Se quiser se aprofundar na ferramenta que uso nas rodas e atendimentos, Conheça a formação completa da Mesa MultiPsionica Quantum Harmony.
Questões éticas e de cuidado
É comum alguém perguntar: "isso é seguro para quem está em sofrimento intenso?" Resposta curta: depende da supervisão e do encaminhamento. A Roda não substitui tratamento clínico; ela complementa, oferece suporte e cria rede.
No modelo informacional que sigo, cada intervenção deve ser registrada, avaliada e ajustada. O Código Harmônico que ensino é justamente um conjunto de critérios para atuação responsável, consentimento e limites. Sem isso, qualquer prática integrativa vira palhaçada — e eu sou crítico dessas abordagens que prometem cura rápida.
Para quem é essa Roda? E para quem não é?
Para quem busca escuta coletiva, processos de integração e experimentação de protocolos em grupo. Para pesquisadores interessados em observar fenómenos de campo informacional e para profissionais que querem alinhar prática e ética.
Não é para quem busca intervenção individualizada sem acompanhamento clínico, e não é para quem espera soluções instantâneas. A pergunta que deixo no ar é: como transformar experiências pontuais em redes de cuidado contínuo dentro das universidades?
Palavras finais — convite e responsabilidade
Se você vai estar na UNEB dia 23/09, venha com interesse e com limites claros. Traga curiosidade, não expectativas de performance. Eu sempre digo que a melhor contribuição que um participante pode trazer é a humildade de escutar o outro.
Depois de mais de 20 anos trabalhando com campos informacionais, acho que o que falta em muitos espaços é responsabilidade técnica e comunitária. A Mesa MultiPsionica Quantum Harmony ajuda a preencher essa lacuna: formação, certificação ABRATH, network de 100+ moduladores ativos e suporte direto tornam a jornada segura e sustentável.
Recursos adicionais e próximos passos
Se você quiser estudar mais, eu disponibilizo materiais, protocolos e supervisões em minha formação. A prática é construída com repetição, troca e cuidado. E sim, há resultados que podem ser medidos em semanas, outras vezes meses — depende do contexto.

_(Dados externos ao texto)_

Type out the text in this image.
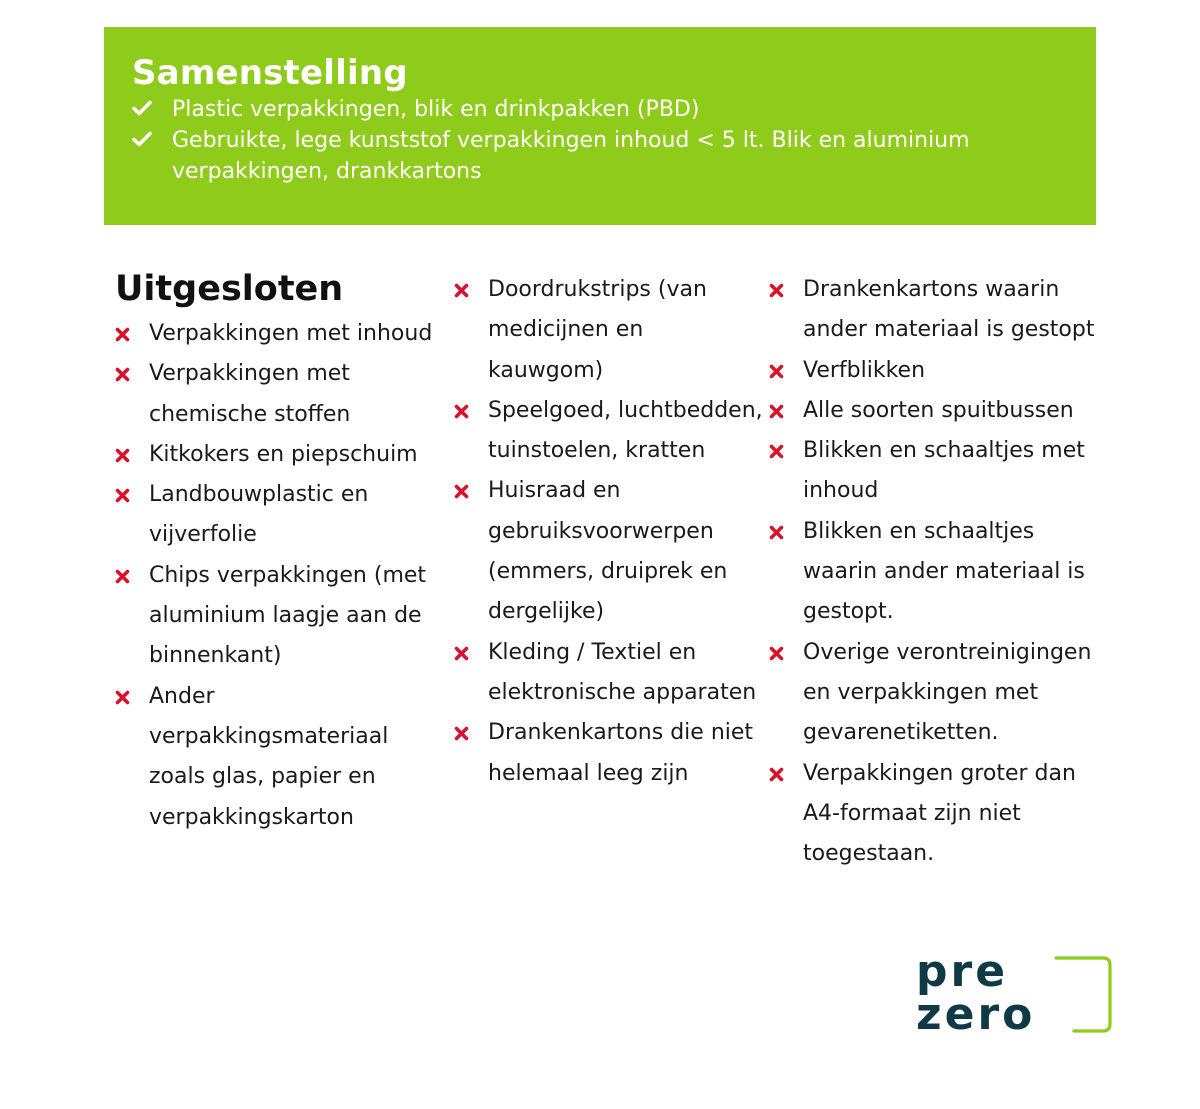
Samenstelling
Plastic verpakkingen, blik en drinkpakken (PBD)
Gebruikte, lege kunststof verpakkingen inhoud < 5 lt. Blik en aluminium verpakkingen, drankkartons
Uitgesloten
Verpakkingen met inhoud
Verpakkingen met chemische stoffen
Kitkokers en piepschuim
Landbouwplastic en vijverfolie
Chips verpakkingen (met aluminium laagje aan de binnenkant)
Ander verpakkingsmateriaal zoals glas, papier en verpakkingskarton
Doordrukstrips (van medicijnen en kauwgom)
Speelgoed, luchtbedden, tuinstoelen, kratten
Huisraad en gebruiksvoorwerpen (emmers, druiprek en dergelijke)
Kleding / Textiel en elektronische apparaten
Drankenkartons die niet helemaal leeg zijn
Drankenkartons waarin ander materiaal is gestopt
Verfblikken
Alle soorten spuitbussen
Blikken en schaaltjes met inhoud
Blikken en schaaltjes waarin ander materiaal is gestopt.
Overige verontreinigingen en verpakkingen met gevarenetiketten.
Verpakkingen groter dan A4-formaat zijn niet toegestaan.
pre
zero
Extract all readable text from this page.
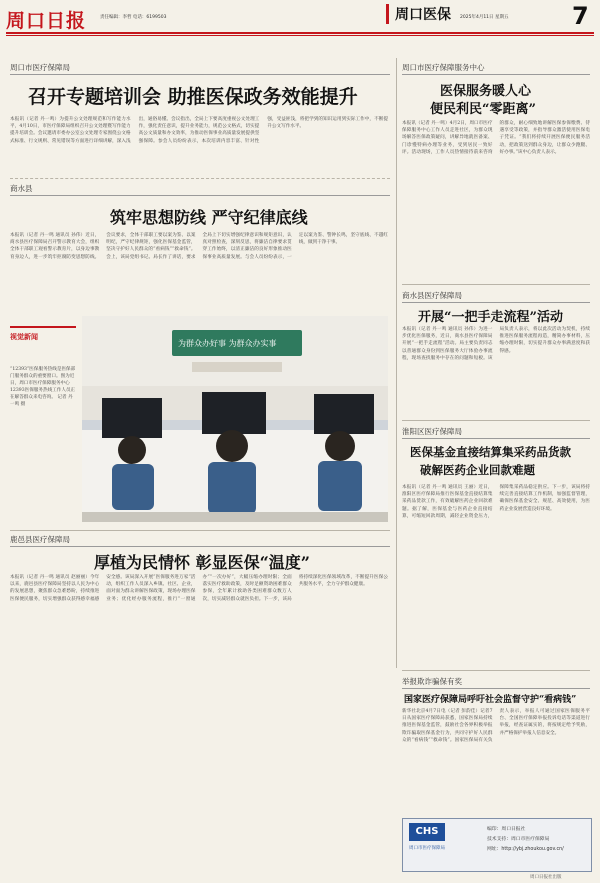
周口日报	责任编辑：李哲 电话：6199503	2025年4月11日 星期五
周口医保	7
周口市医疗保障局
召开专题培训会 助推医保政务效能提升
本报讯（记者 丹一鸣）为提升公文处理规范和写作能力水平，4月10日，市医疗保障局组织召开公文处理暨写作能力提升培训会。会议邀请市委办公室公文处理专家围绕公文格式标准、行文规则、常见错误等方面进行详细讲解，深入浅出，通俗易懂。会议指出，全局上下要高度重视公文处理工作，强化责任意识，提升业务能力，规范公文格式，切实提高公文质量和办文效率，为推动医保事业高质量发展提供坚强保障。参会人员纷纷表示，本次培训内容丰富、针对性强，受益匪浅，将把学到的知识运用到实际工作中，不断提升公文写作水平。
周口市医疗保障服务中心
医保服务暖人心
便民利民“零距离”
本报讯（记者 丹一鸣）4月2日，周口市医疗保障服务中心工作人员走进社区，为群众现场解答医保政策疑问，讲解异地就医备案、门诊慢特病办理等业务，受到居民一致好评。活动现场，工作人员热情接待前来咨询的群众，耐心细致地讲解医保参保缴费、待遇享受等政策，并指导群众激活使用医保电子凭证。“我们将持续开展医保便民服务活动，把政策送到群众身边，让群众少跑腿、好办事。”该中心负责人表示。
商水县
筑牢思想防线 严守纪律底线
本报讯（记者 丹一鸣 通讯员 孙伟）近日，商水县医疗保障局召开警示教育大会，组织全体干部职工观看警示教育片，以身边事教育身边人，进一步筑牢拒腐防变思想防线。会议要求，全体干部职工要以案为鉴、以案明纪，严守纪律规矩，强化医保基金监管，坚决守护好人民群众的“看病钱”“救命钱”。会上，该局党组书记、局长作了讲话，要求全局上下切实增强纪律意识和规矩意识，认真对照检查，深刻反思，将廉洁自律要求贯穿工作始终，以清正廉洁的良好形象推动医保事业高质量发展。与会人员纷纷表示，一定以案为鉴、警钟长鸣，坚守底线、不越红线，做到干净干事。
为群众办好事 为群众办实事
视觉新闻
“12393”医保服务热线是医保部门服务群众的重要窗口。图为近日，周口市医疗保障服务中心12393医保服务热线工作人员正在解答群众来电咨询。 记者 丹一鸣 摄
商水县医疗保障局
开展“一把手走流程”活动
本报讯（记者 丹一鸣 通讯员 孙伟）为进一步优化医保服务，近日，商水县医疗保障局开展“一把手走流程”活动。局主要负责同志以普通群众身份到医保服务大厅体验办事流程，现场查找服务中存在的问题和短板。该局负责人表示，将以此次活动为契机，持续推进医保服务流程再造，精简办事材料，压缩办理时限，切实提升群众办事满意度和获得感。
淮阳区医疗保障局
医保基金直接结算集采药品货款
破解医药企业回款难题
本报讯（记者 丹一鸣 通讯员 王丽）近日，淮阳区医疗保障局推行医保基金直接结算集采药品货款工作，有效破解医药企业回款难题。据了解，医保基金与医药企业直接结算，可缩短回款周期，减轻企业资金压力，保障集采药品稳定供应。下一步，该局将持续完善直接结算工作机制，加强监督管理，确保医保基金安全、规范、高效使用，为医药企业发展营造良好环境。
鹿邑县医疗保障局
厚植为民情怀 彰显医保“温度”
本报讯（记者 丹一鸣 通讯员 赵丽丽）今年以来，鹿邑县医疗保障局坚持以人民为中心的发展思想，聚焦群众急难愁盼，持续推进医保便民服务，切实增强群众获得感幸福感安全感。该局深入开展“医保服务进万家”活动，组织工作人员深入乡镇、社区、企业，面对面为群众讲解医保政策，现场办理医保业务；优化经办服务流程，推行“一窗通办”“一次办好”，大幅压缩办理时限；全面落实医疗救助政策，及时足额资助困难群众参保，全年累计救助各类困难群众数万人次，切实减轻群众就医负担。下一步，该局将持续深化医保领域改革，不断提升医保公共服务水平，全力守护群众健康。
举报欺诈骗保有奖
国家医疗保障局呼吁社会监督守护“看病钱”
新华社北京4月7日电（记者 彭韵佳）记者7日从国家医疗保障局获悉，国家医保局持续推进医保基金监管，鼓励社会各界积极举报欺诈骗取医保基金行为，共同守护好人民群众的“看病钱”“救命钱”。国家医保局有关负责人表示，举报人可通过国家医保服务平台、全国医疗保障举报投诉电话等渠道进行举报，经查证属实的，将按规定给予奖励，并严格保护举报人信息安全。
CHS
周口市医疗保障局
编印：周口日报社
技术支持：周口市医疗保障局
网址：http://ybj.zhoukou.gov.cn/
周口日报社出版
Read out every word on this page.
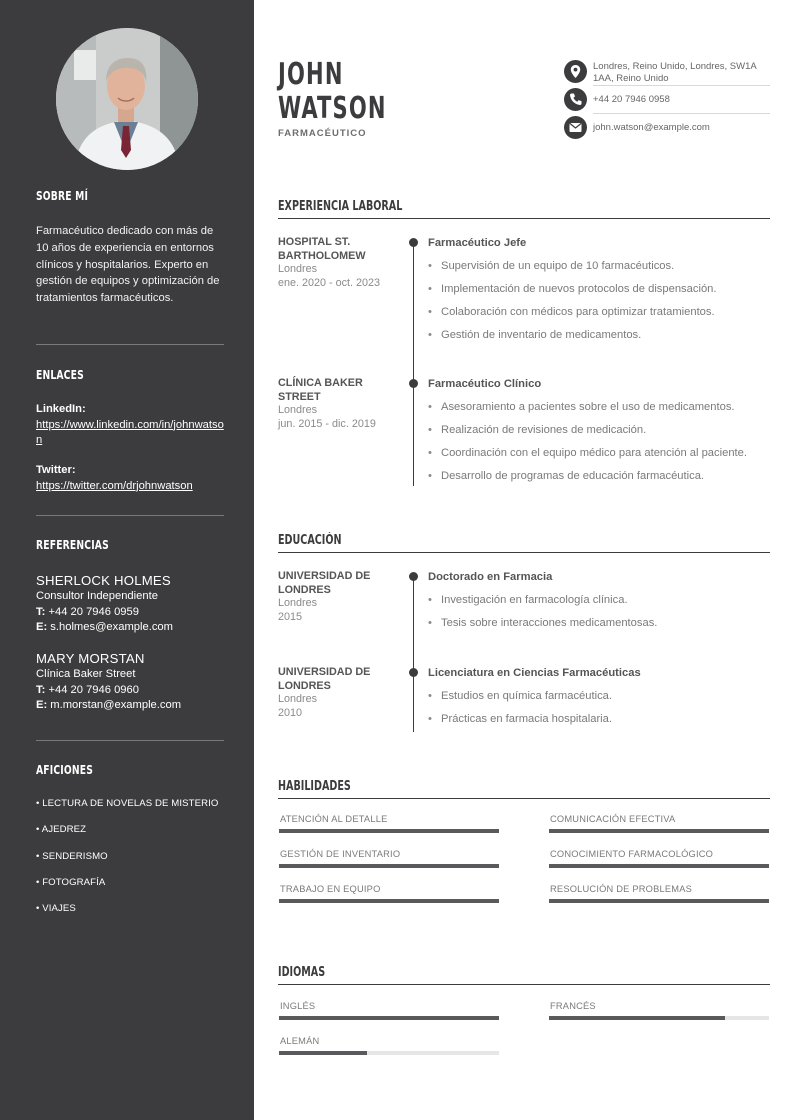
SOBRE MÍ

Farmacéutico dedicado con más de 10 años de experiencia en entornos clínicos y hospitalarios. Experto en gestión de equipos y optimización de tratamientos farmacéuticos.

ENLACES
LinkedIn:
https://www.linkedin.com/in/johnwatson
Twitter:
https://twitter.com/drjohnwatson
REFERENCIAS
SHERLOCK HOLMES
Consultor Independiente
T: +44 20 7946 0959
E: s.holmes@example.com
MARY MORSTAN
Clínica Baker Street
T: +44 20 7946 0960
E: m.morstan@example.com
AFICIONES
• LECTURA DE NOVELAS DE MISTERIO
• AJEDREZ
• SENDERISMO
• FOTOGRAFÍA
• VIAJES
JOHN
WATSON
FARMACÉUTICO
Londres, Reino Unido, Londres, SW1A 1AA, Reino Unido
+44 20 7946 0958
john.watson@example.com
EXPERIENCIA LABORAL
HOSPITAL ST. BARTHOLOMEW
Londres
ene. 2020 - oct. 2023
Farmacéutico Jefe
• Supervisión de un equipo de 10 farmacéuticos.
• Implementación de nuevos protocolos de dispensación.
• Colaboración con médicos para optimizar tratamientos.
• Gestión de inventario de medicamentos.
CLÍNICA BAKER STREET
Londres
jun. 2015 - dic. 2019
Farmacéutico Clínico
• Asesoramiento a pacientes sobre el uso de medicamentos.
• Realización de revisiones de medicación.
• Coordinación con el equipo médico para atención al paciente.
• Desarrollo de programas de educación farmacéutica.
EDUCACIÓN
UNIVERSIDAD DE LONDRES
Londres
2015
Doctorado en Farmacia
• Investigación en farmacología clínica.
• Tesis sobre interacciones medicamentosas.
UNIVERSIDAD DE LONDRES
Londres
2010
Licenciatura en Ciencias Farmacéuticas
• Estudios en química farmacéutica.
• Prácticas en farmacia hospitalaria.
HABILIDADES
ATENCIÓN AL DETALLE	COMUNICACIÓN EFECTIVA
GESTIÓN DE INVENTARIO	CONOCIMIENTO FARMACOLÓGICO
TRABAJO EN EQUIPO	RESOLUCIÓN DE PROBLEMAS
IDIOMAS
INGLÉS	FRANCÉS
ALEMÁN
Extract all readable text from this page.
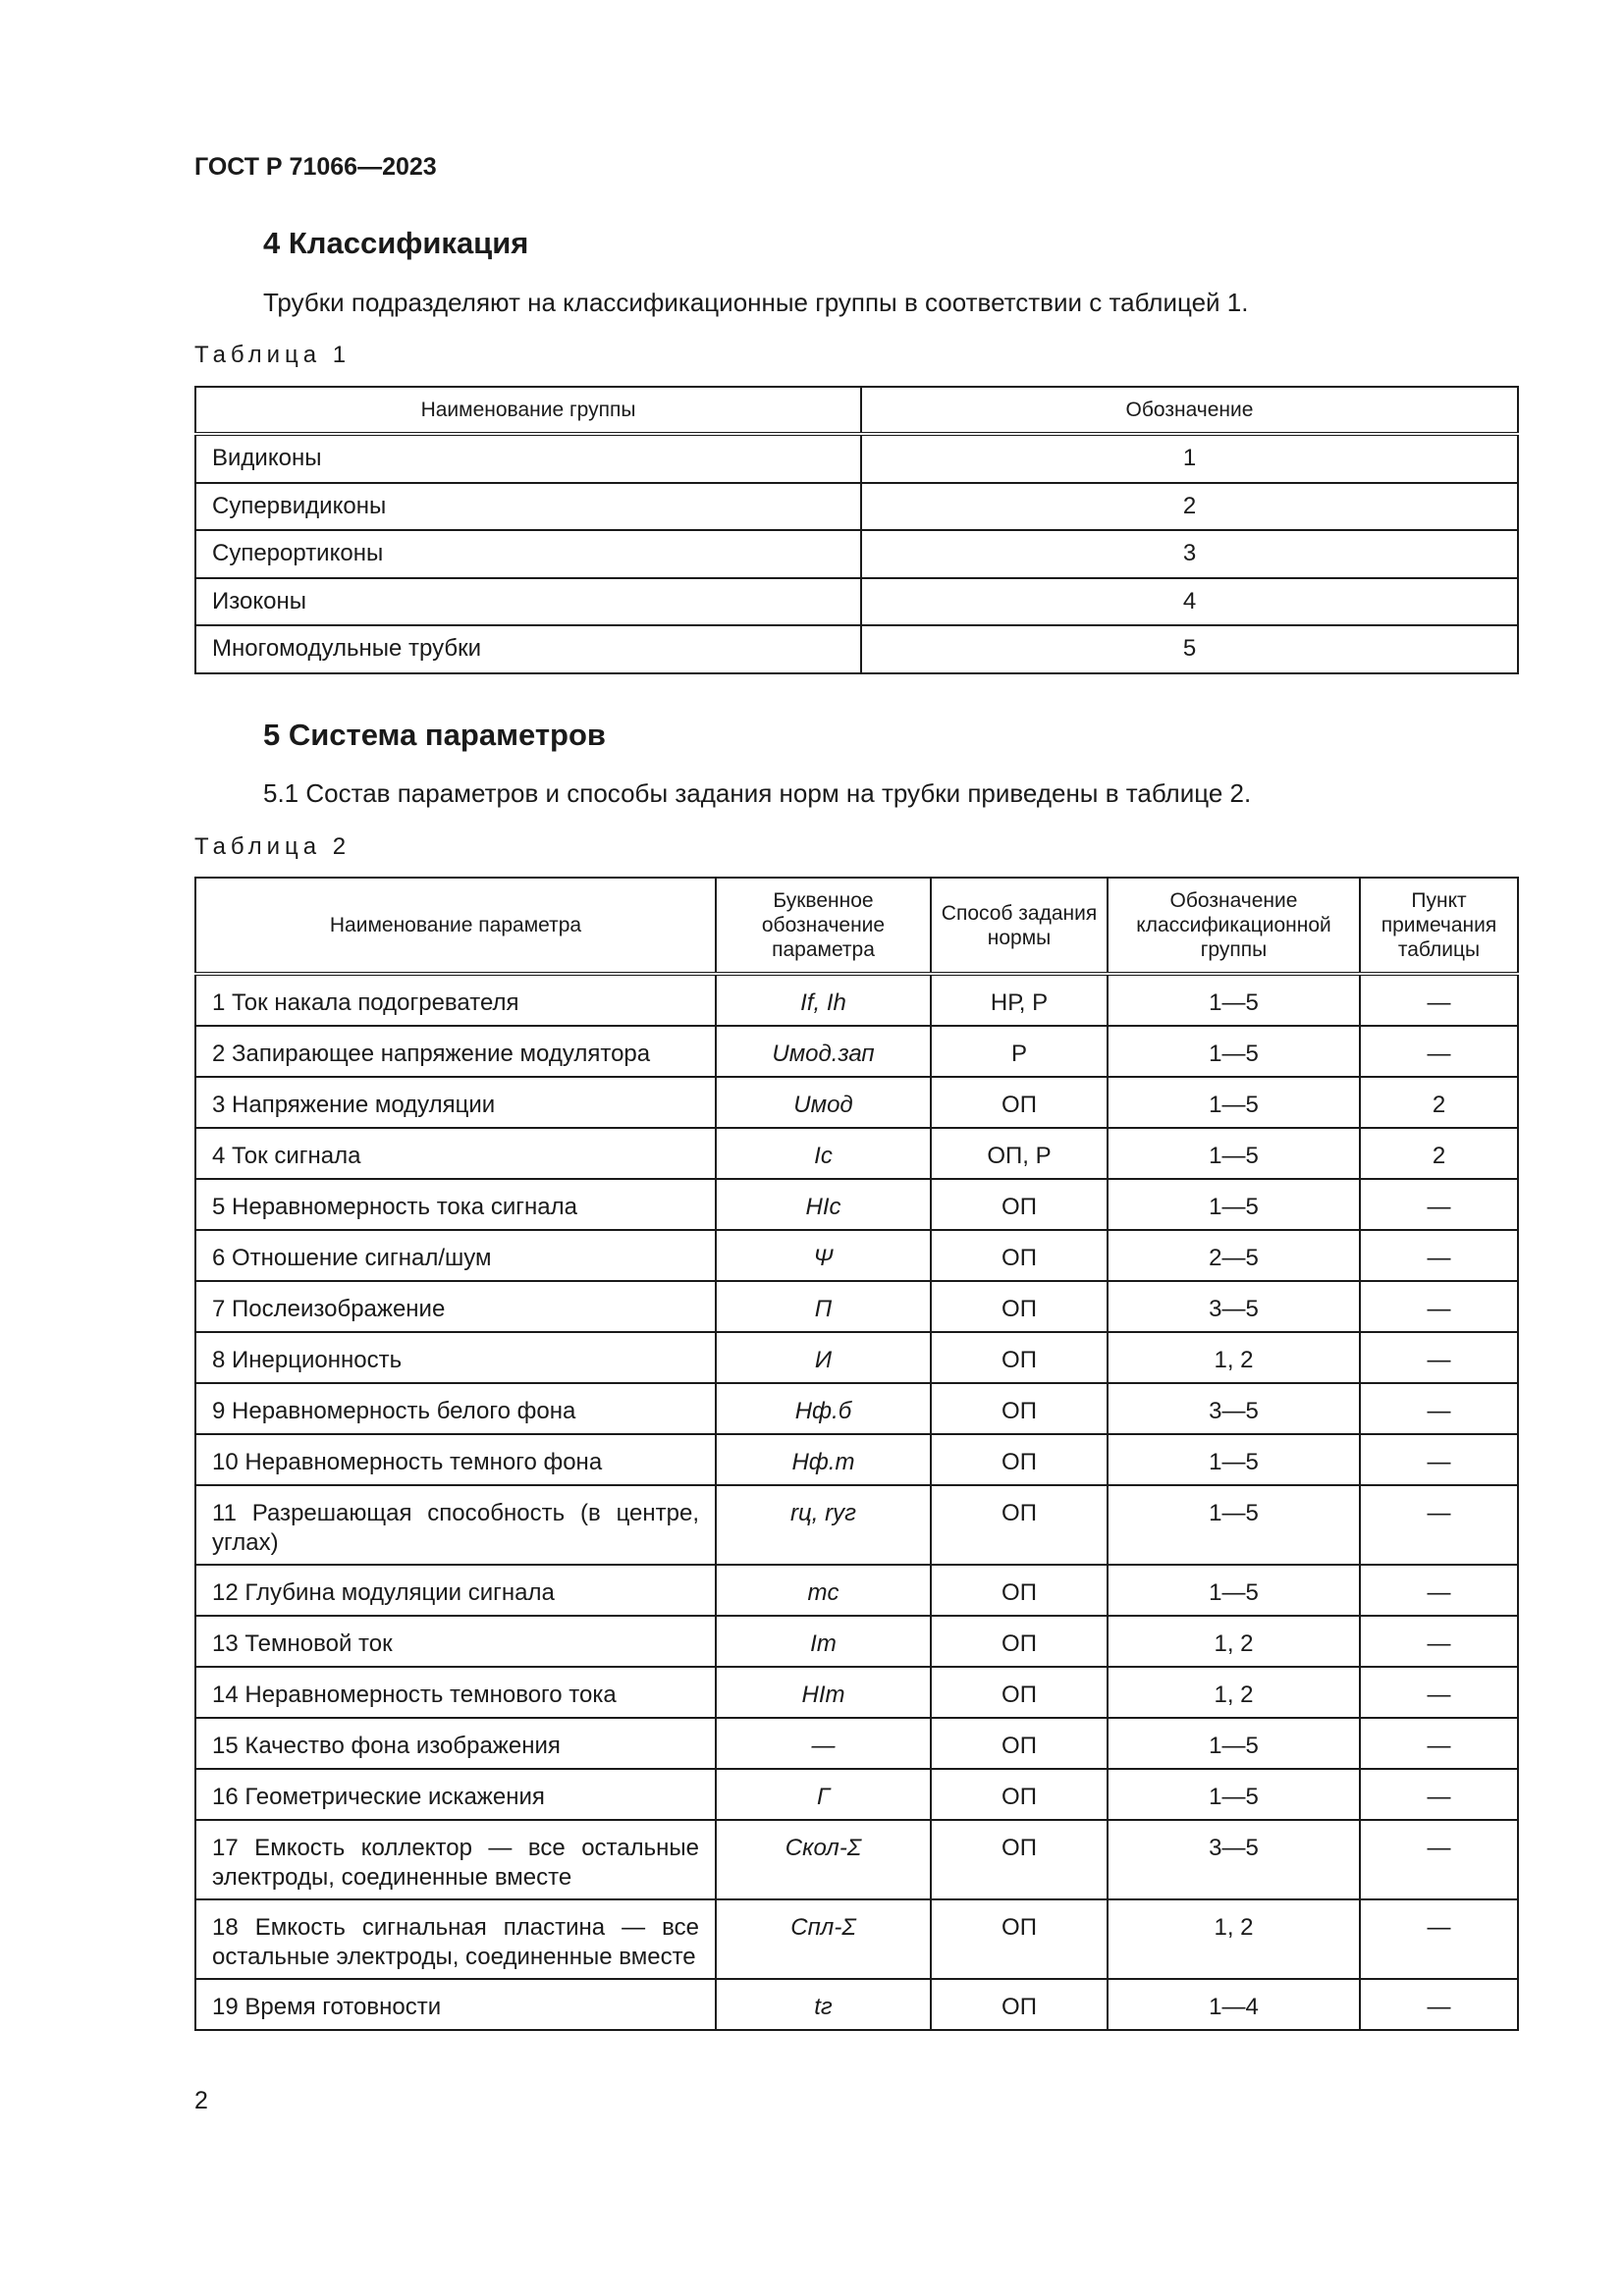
ГОСТ Р 71066—2023
4 Классификация
Трубки подразделяют на классификационные группы в соответствии с таблицей 1.
Таблица 1
Наименование группы	Обозначение
Видиконы	1
Супервидиконы	2
Суперортиконы	3
Изоконы	4
Многомодульные трубки	5
5 Система параметров
5.1 Состав параметров и способы задания норм на трубки приведены в таблице 2.
Таблица 2
Наименование параметра	Буквенное обозначение параметра	Способ задания нормы	Обозначение классификационной группы	Пункт примечания таблицы
1 Ток накала подогревателя	If, Ih	НР, Р	1—5	—
2 Запирающее напряжение модулятора	Uмод.зап	Р	1—5	—
3 Напряжение модуляции	Uмод	ОП	1—5	2
4 Ток сигнала	Iс	ОП, Р	1—5	2
5 Неравномерность тока сигнала	НIс	ОП	1—5	—
6 Отношение сигнал/шум	Ψ	ОП	2—5	—
7 Послеизображение	П	ОП	3—5	—
8 Инерционность	И	ОП	1, 2	—
9 Неравномерность белого фона	Нф.б	ОП	3—5	—
10 Неравномерность темного фона	Нф.т	ОП	1—5	—
11 Разрешающая способность (в центре, углах)	rц, rуг	ОП	1—5	—
12 Глубина модуляции сигнала	mс	ОП	1—5	—
13 Темновой ток	Iт	ОП	1, 2	—
14 Неравномерность темнового тока	HIт	ОП	1, 2	—
15 Качество фона изображения	—	ОП	1—5	—
16 Геометрические искажения	Г	ОП	1—5	—
17 Емкость коллектор — все остальные электроды, соединенные вместе	Cкол-Σ	ОП	3—5	—
18 Емкость сигнальная пластина — все остальные электроды, соединенные вместе	Cпл-Σ	ОП	1, 2	—
19 Время готовности	tг	ОП	1—4	—
2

Uma última pergunta para você carregar: o que a sua comunidade acadêmica poderia ser se investisse em cuidado coletivo de forma contínua?
Perguntas frequentes
O que é necessário para participar da Roda no dia 23/09?
Resposta: basta se inscrever e chegar com vontade de participar. Normalmente pedimos confirmação prévia pela organização (SMOS/Agência UNEB) e que cada participante respeite os horários de acolhimento. Trazer um bloco para anotações e usar roupas confortáveis ajuda na experiência.
Quem pode facilitar uma Roda de TCI?
Resposta: idealmente, quem tem formação em práticas integrativas ou em facilitação de grupos. No entanto, com supervisão e formação adequada qualquer profissional interessado pode aprender. A Mesa MultiPsionica exige treinamento específico para uso responsável.
A Roda de TCI substitui terapia individual?
Resposta: não, a Roda complementa e não substitui terapia clínica individual. Ela oferece suporte comunitário e integração, mas casos de sofrimento intenso devem ser encaminhados a profissionais licenciados. A responsabilidade ética é ponto central no Código Harmônico que ensino.
Como a Mesa MultiPsionica ajuda na modulação durante a Roda?
Resposta: a Mesa organiza protocolos, registra respostas e permite ajustes em tempo real. Isso aumenta a consistência das intervenções e dá suporte ao facilitador. A Mesa MultiPsionica Quantum Harmony vem com formação completa, certificação ABRATH e suporte direto, além de acesso a um network de mais de 100 moduladores.
Posso levar a prática para minha universidade após participar?
Resposta: sim, com preparo e rede de suporte. Recomendo começar com rodas piloto, supervisão e adaptação dos protocolos ao contexto local. Participar da formação e do network facilita muito essa transição.